Log files cannot be differentiated between the transactions of particular operation. It will have all the transactions of multiple operations. i.e.; ATM withdrawal of money by multiple users at different location at same time would have been entered in the log file. In order to differentiate between individual’s transactions, we need to append the transaction id to beginning of the log file. i.e.; suppose T1 be the transaction ID (TID) of user A and T2 be the TID of user B. Then in the log file, before logging the logs for user A, it should be appended with T1, and with T2 before starting transactions of user B. This will help to differentiate the transactions, and help the system to understand, how many transactions/ which all transactions are affected by failure and needs reverting.
Crash Recovery
Suppose there is a system crash. It has to recover all the transactions till the previous consistent state. How is it can be done? Suppose we have two transactions T1 and T2 as shown below.

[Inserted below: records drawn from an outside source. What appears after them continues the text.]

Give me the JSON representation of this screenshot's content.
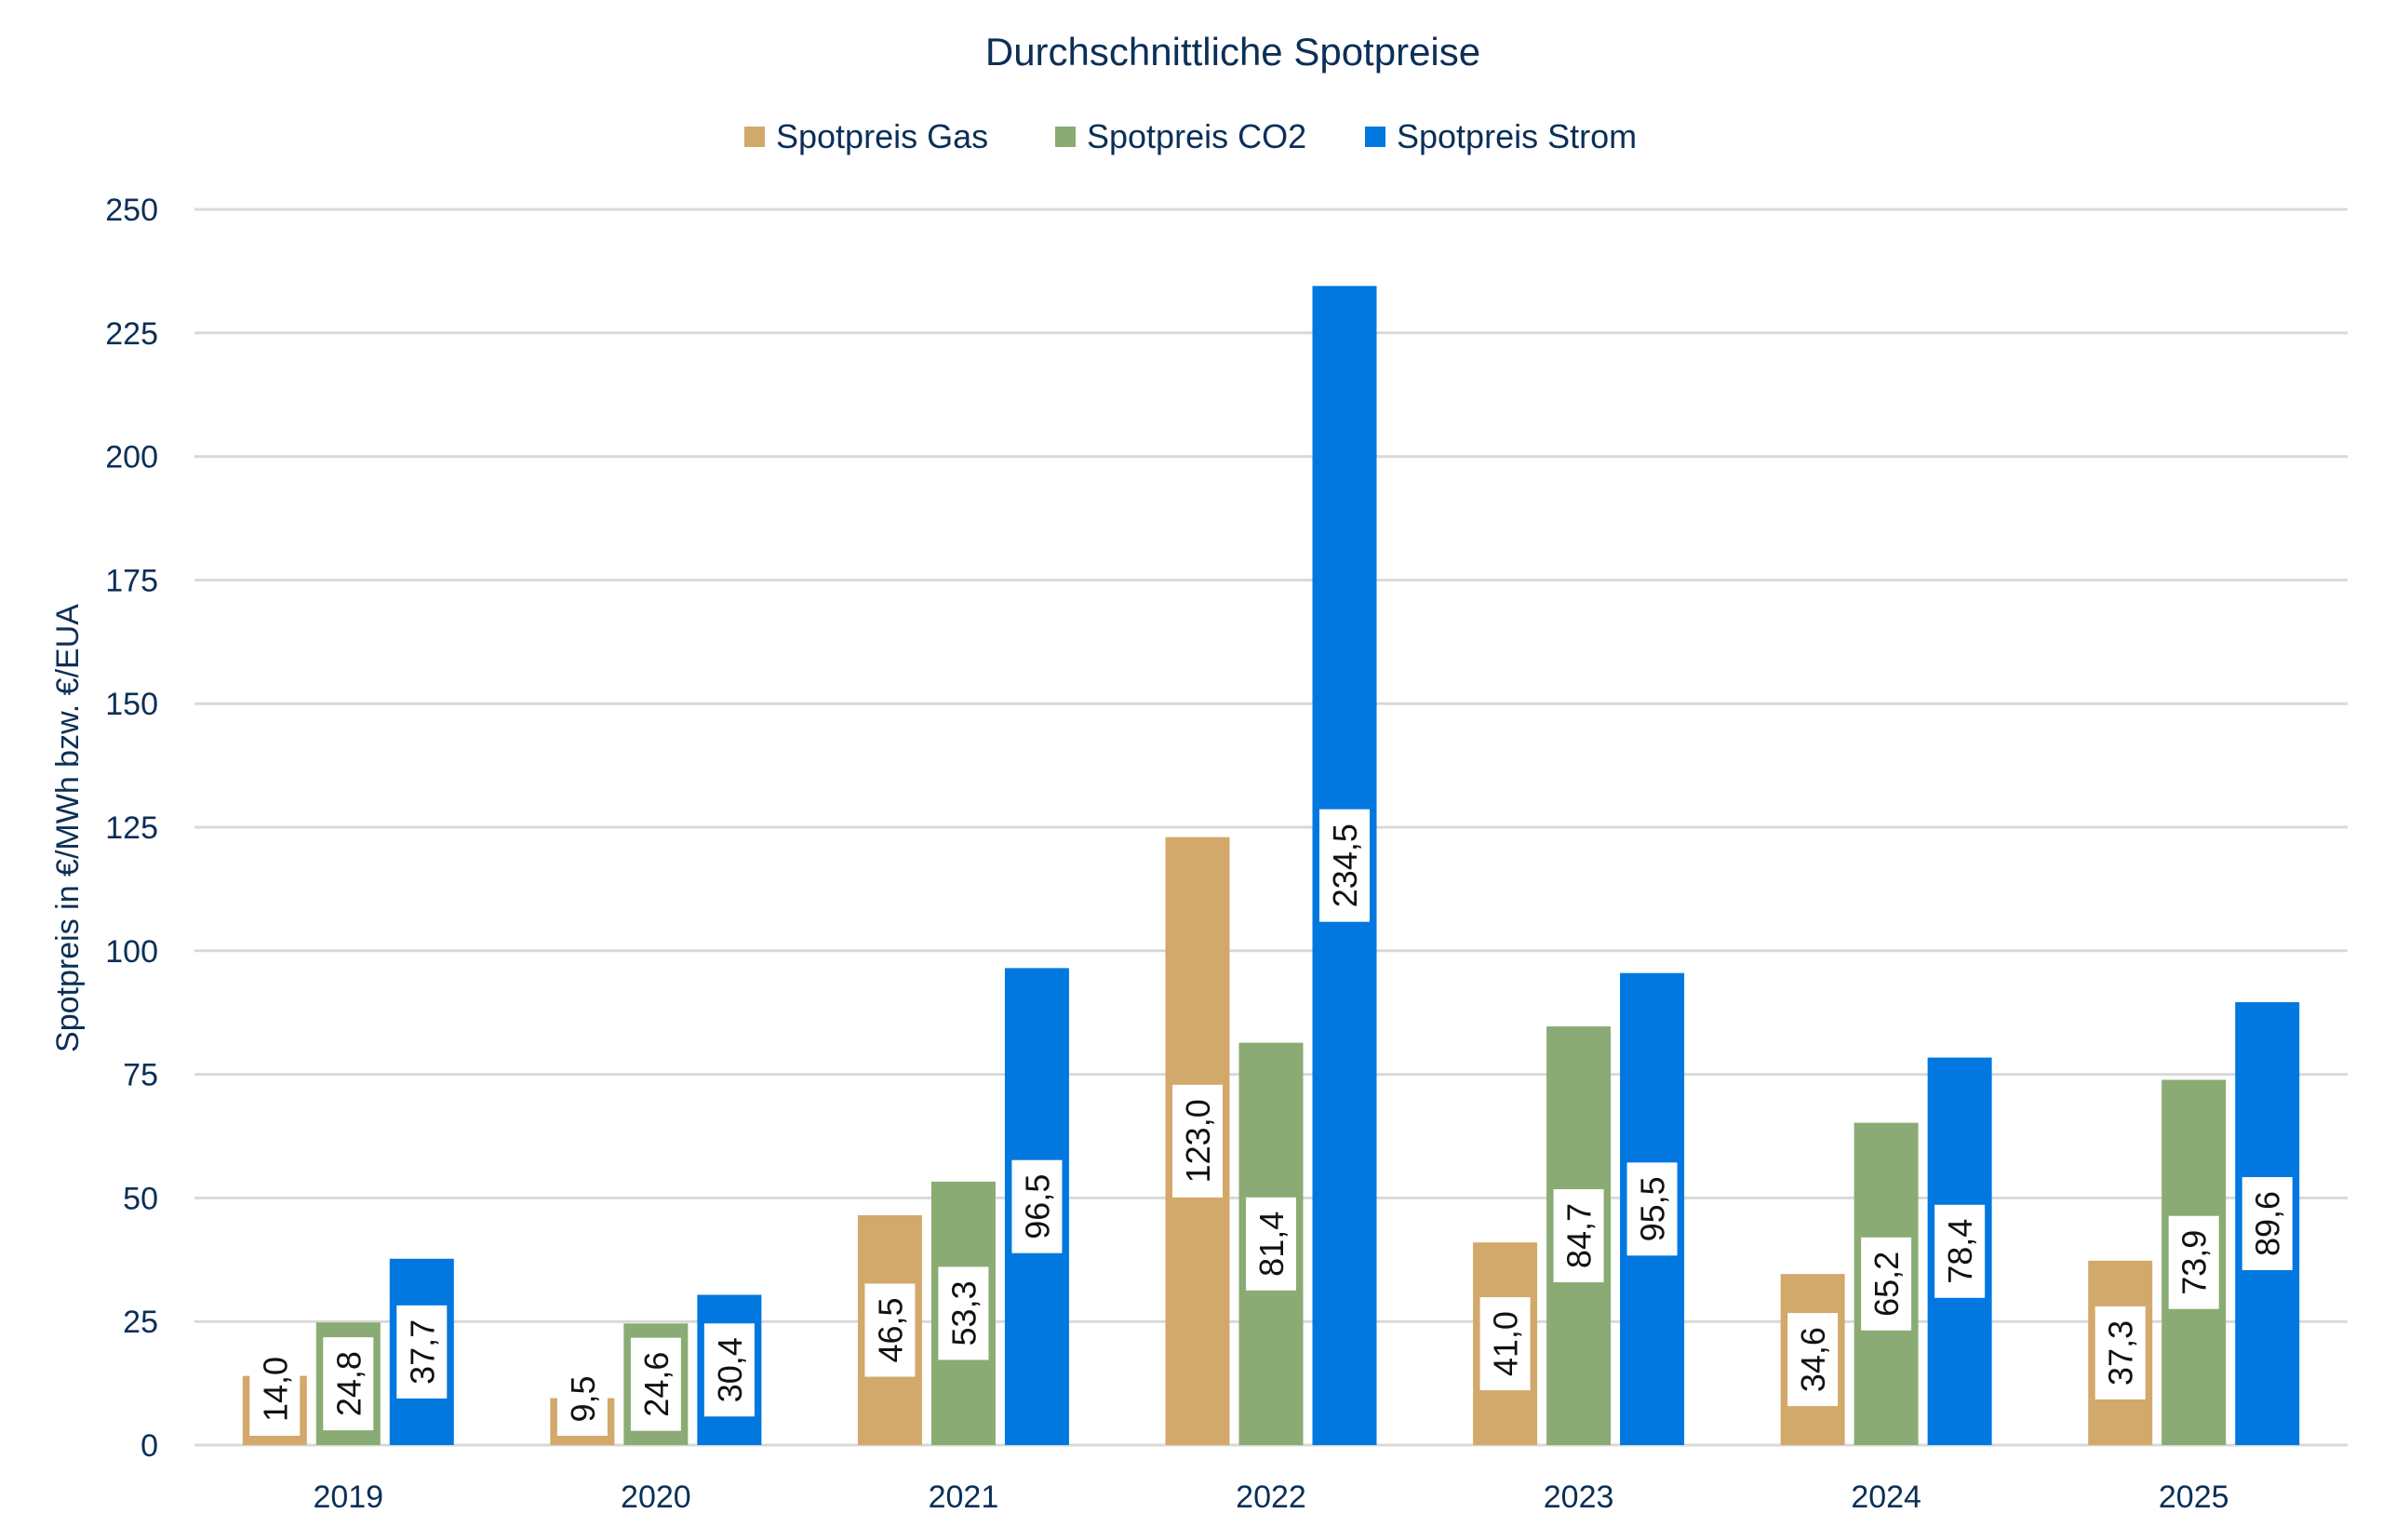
{
  "chart_data": {
    "type": "bar",
    "title": "Durchschnittliche Spotpreise",
    "xlabel": "",
    "ylabel": "Spotpreis in €/MWh bzw. €/EUA",
    "ylim": [
      0,
      250
    ],
    "yticks": [
      0,
      25,
      50,
      75,
      100,
      125,
      150,
      175,
      200,
      225,
      250
    ],
    "grid": true,
    "legend_position": "top",
    "categories": [
      "2019",
      "2020",
      "2021",
      "2022",
      "2023",
      "2024",
      "2025"
    ],
    "series": [
      {
        "name": "Spotpreis Gas",
        "color": "#d2a96a",
        "values": [
          14.0,
          9.5,
          46.5,
          123.0,
          41.0,
          34.6,
          37.3
        ],
        "labels": [
          "14,0",
          "9,5",
          "46,5",
          "123,0",
          "41,0",
          "34,6",
          "37,3"
        ]
      },
      {
        "name": "Spotpreis CO2",
        "color": "#8aab74",
        "values": [
          24.8,
          24.6,
          53.3,
          81.4,
          84.7,
          65.2,
          73.9
        ],
        "labels": [
          "24,8",
          "24,6",
          "53,3",
          "81,4",
          "84,7",
          "65,2",
          "73,9"
        ]
      },
      {
        "name": "Spotpreis Strom",
        "color": "#0078e0",
        "values": [
          37.7,
          30.4,
          96.5,
          234.5,
          95.5,
          78.4,
          89.6
        ],
        "labels": [
          "37,7",
          "30,4",
          "96,5",
          "234,5",
          "95,5",
          "78,4",
          "89,6"
        ]
      }
    ]
  }
}
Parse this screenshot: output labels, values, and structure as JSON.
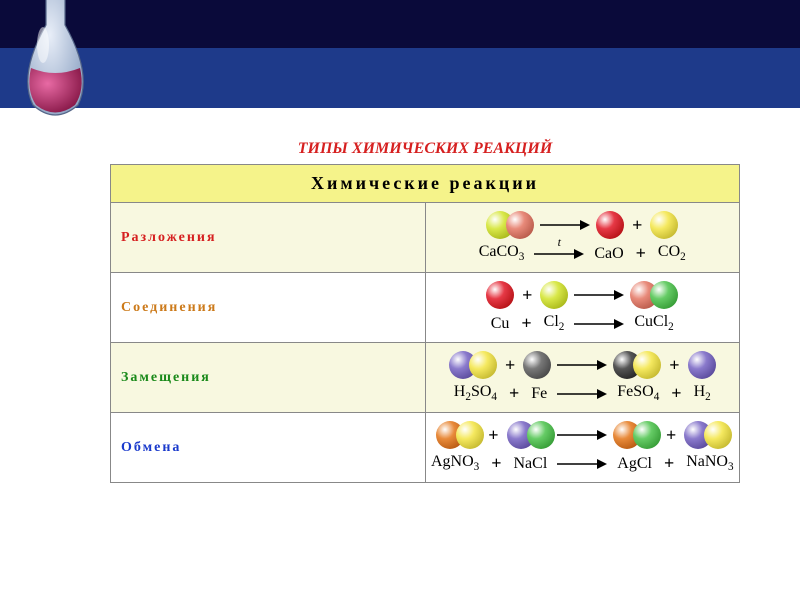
{
  "page": {
    "super_title": "ТИПЫ ХИМИЧЕСКИХ РЕАКЦИЙ",
    "super_title_color": "#d62020",
    "super_title_fontsize": 16,
    "bg_top": "#0a0a3a",
    "bg_mid": "#1e3a8a",
    "bg_bottom": "#ffffff"
  },
  "table": {
    "header": "Химические   реакции",
    "header_bg": "#f5f38a",
    "header_color": "#000000",
    "border_color": "#888888",
    "rows": [
      {
        "label": "Разложения",
        "label_color": "#d62020",
        "label_bg": "#f8f8e0",
        "cell_bg": "#f8f8e0",
        "diagram": [
          {
            "t": "pair",
            "c1": "#d9e84a",
            "c2": "#e88a7a"
          },
          {
            "t": "arrow"
          },
          {
            "t": "atom",
            "c": "#e63946"
          },
          {
            "t": "plus"
          },
          {
            "t": "atom",
            "c": "#f5e960"
          }
        ],
        "formula": [
          "CaCO₃",
          "→t",
          "CaO",
          "+",
          "CO₂"
        ]
      },
      {
        "label": "Соединения",
        "label_color": "#cc7a1a",
        "label_bg": "#ffffff",
        "cell_bg": "#ffffff",
        "diagram": [
          {
            "t": "atom",
            "c": "#e63946"
          },
          {
            "t": "plus"
          },
          {
            "t": "atom",
            "c": "#d9e84a"
          },
          {
            "t": "arrow"
          },
          {
            "t": "pair",
            "c1": "#e88a7a",
            "c2": "#66cc66"
          }
        ],
        "formula": [
          "Cu",
          "+",
          "Cl₂",
          "→",
          "CuCl₂"
        ]
      },
      {
        "label": "Замещения",
        "label_color": "#1a8a1a",
        "label_bg": "#f8f8e0",
        "cell_bg": "#f8f8e0",
        "diagram": [
          {
            "t": "pair",
            "c1": "#8a7acc",
            "c2": "#f5e960"
          },
          {
            "t": "plus"
          },
          {
            "t": "atom",
            "c": "#787878"
          },
          {
            "t": "arrow"
          },
          {
            "t": "pair",
            "c1": "#555555",
            "c2": "#f5e960"
          },
          {
            "t": "plus"
          },
          {
            "t": "atom",
            "c": "#8a7acc"
          }
        ],
        "formula": [
          "H₂SO₄",
          "+",
          "Fe",
          "→",
          "FeSO₄",
          "+",
          "H₂"
        ]
      },
      {
        "label": "Обмена",
        "label_color": "#1a3acc",
        "label_bg": "#ffffff",
        "cell_bg": "#ffffff",
        "diagram": [
          {
            "t": "pair",
            "c1": "#e88a3a",
            "c2": "#f5e960"
          },
          {
            "t": "plus"
          },
          {
            "t": "pair",
            "c1": "#8a7acc",
            "c2": "#66cc66"
          },
          {
            "t": "arrow"
          },
          {
            "t": "pair",
            "c1": "#e88a3a",
            "c2": "#66cc66"
          },
          {
            "t": "plus"
          },
          {
            "t": "pair",
            "c1": "#8a7acc",
            "c2": "#f5e960"
          }
        ],
        "formula": [
          "AgNO₃",
          "+",
          "NaCl",
          "→",
          "AgCl",
          "+",
          "NaNO₃"
        ]
      }
    ]
  },
  "flask": {
    "glass_color": "#b8c8e0",
    "liquid_color": "#c93a7a",
    "highlight": "#ffffff"
  },
  "arrow": {
    "color": "#000000",
    "length": 50
  }
}
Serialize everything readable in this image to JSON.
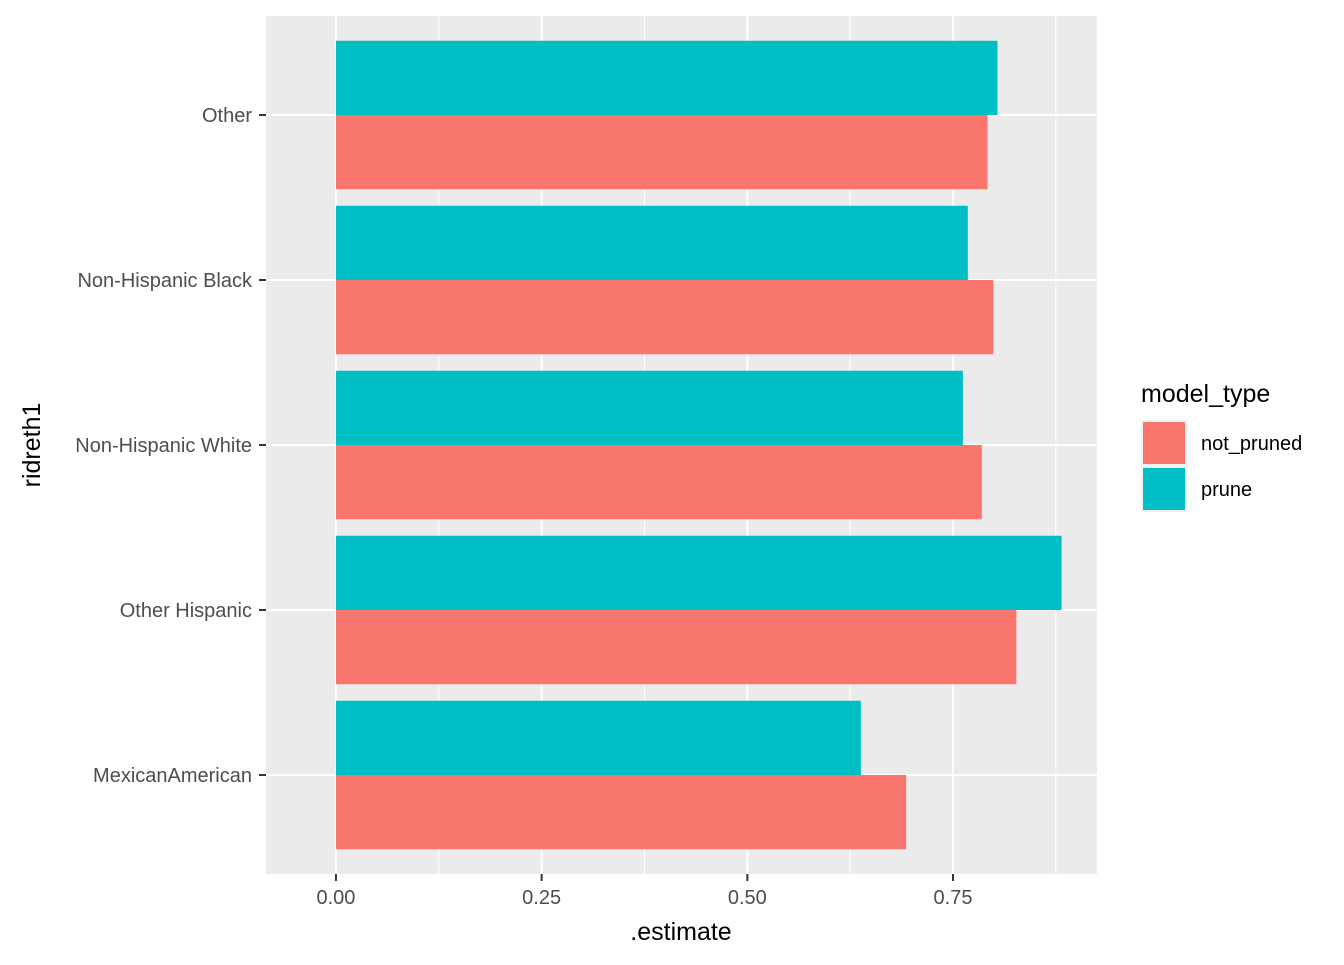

The system crashes after updating the value of y in T2. Now how the system does recover? How does it understand which transactions to be reverted? As we saw above it starts checking the log files in reverse order – from end to the beginning. It checks for the status of each transaction to see which were active during the crash. If the transaction is in update mode, then it is an active transaction during the crash. If the status of transaction is commit or aborts in the log file, then it is not an active transaction; but it is complete. Hence avoid considering such transactions. In the above example, T1 has committed the value of x. hence it is not active during the failure. T2 does not have any commit or abort status, and it has update status. Hence only T2 is active during crash, and look for its logs alone to revert the changes. Hence it goes on checking the values of y at each stage in reverse order and updates the value of y to before system crash. This is how it recovers from crash.
Here the commit or abort will let the system know that those transactions are not active. But in order to see which transaction is active, the system has to traverse the whole log file. But the log file can be very huge in very big database systems. In such cases, traversing whole log file is not preferred. We need a mechanism to traverse the log file till some particular point. This can be achieved by introducing checkpoints in the log files. Thus when there is a crash, the system will traverse the log file backwards till the checkpoints, and see which transactions are active. Any transactions before the checkpoints are all either committed or aborted; hence they are complete.
Check above diagram. There are three transactions T1, T2 and T3, one checkpoint, CHKPT. The transaction T1 is committed before CHKPT. Hence it is complete. Transaction T3 is committed after CHKPT, hence it is also complete. Only T2 is in update status and hence only T2 has to be reverted to its previous state when there is a crash.